Кожа у Тиррей была нечеловечески гладкая и ровно-смуглая, оттенка сильного загара, только загар никогда не ложится так ровно и так долго не держится. Глядя ей в спину, Каша вспомнил, что под сарафаном она ничего не носит. Сглотнул. У него еще ни разу не было нормальной девушки, только Тирь — иногда, когда ей приходил каприз. Каприза у нее не случалось с июля, а нынче заканчивался октябрь. Киляев старательно подумал о том, что Тиррей не мылась, шлялась столько времени незнамо где, и после всего этого пора бы о работе подумать, а не о перепихоне… не помогло. От Тиррей никогда не пахло — то есть не пахло так, как от людей. Она пахла лаком и деревом. И болела только своими болезнями. И гладкая кожа, и сарафан на голое тело…
— К мастеру бы тебя отвести, — громко сказал Аркаша.

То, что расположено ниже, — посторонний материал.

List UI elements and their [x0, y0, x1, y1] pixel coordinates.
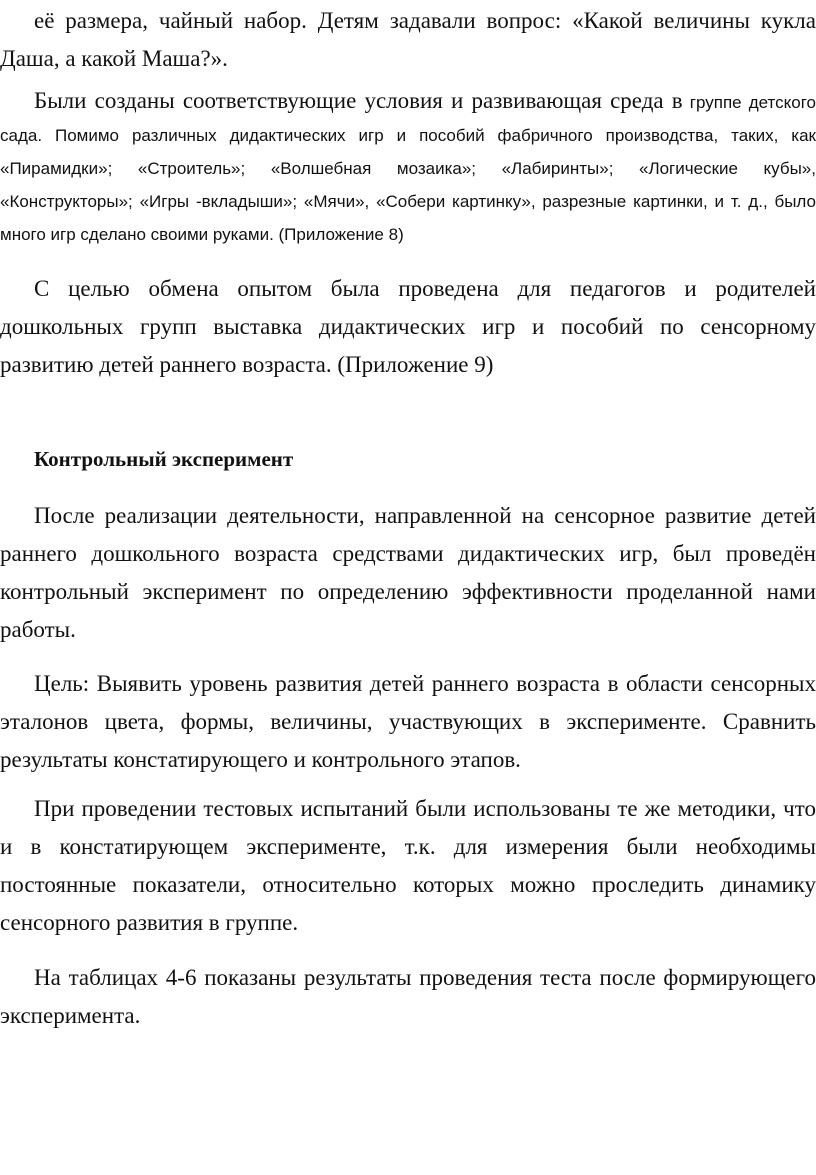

— Х-хы! — с презрением ответила Тиррей, передернув красивыми плечами. Она прекрасно понимала, что у Каши нет денег на мастера, а даже и будь деньги — она бы не далась. Чай, не деревяшка.
— Акустика? — донеслось уже из коридорной темноты.
— Ага! — торопливо крикнул Киляев.
Дурочка и хиппоза Тиррей (в дурном настроении — Чирей, в хорошем — Тирям-Тирям) жила в его квартире уже год. С перерывами на загулы. Аркаша честно не знал, стоит ли она мук, которые он перенес. Со всех сторон говорили, что и не таких стоит, что любой музыкант позавидует ему черной завистью и что ему в руки упал подарок с неба, и это то же самое, как если бы Каша сам по себе родился гением.
Вроде бы так.
Но Тиррей? Подарок?!
С виду она напоминала неформалку конца восьмидесятых. Авария-дочь-мента и Цой-жив, и перестройка-дефицит, и прически дурацкие, и наркоманские изможденные лица. В ту пору Каша только-только пошел в школу. Ушедшая эпоха не вызывала у него ни интереса, ни ностальгии. Тиррей вся была какая-то потрепанная, подержанная, позавчерашняя, под стать тому вытоптанному леску с ожогами кострищ, где он ее, брошенную какими-то мангальщиками, нашел. Подобрал, еще не понимая, какое проклятие берет в руки, — и не было дня, чтоб не жалел об этом.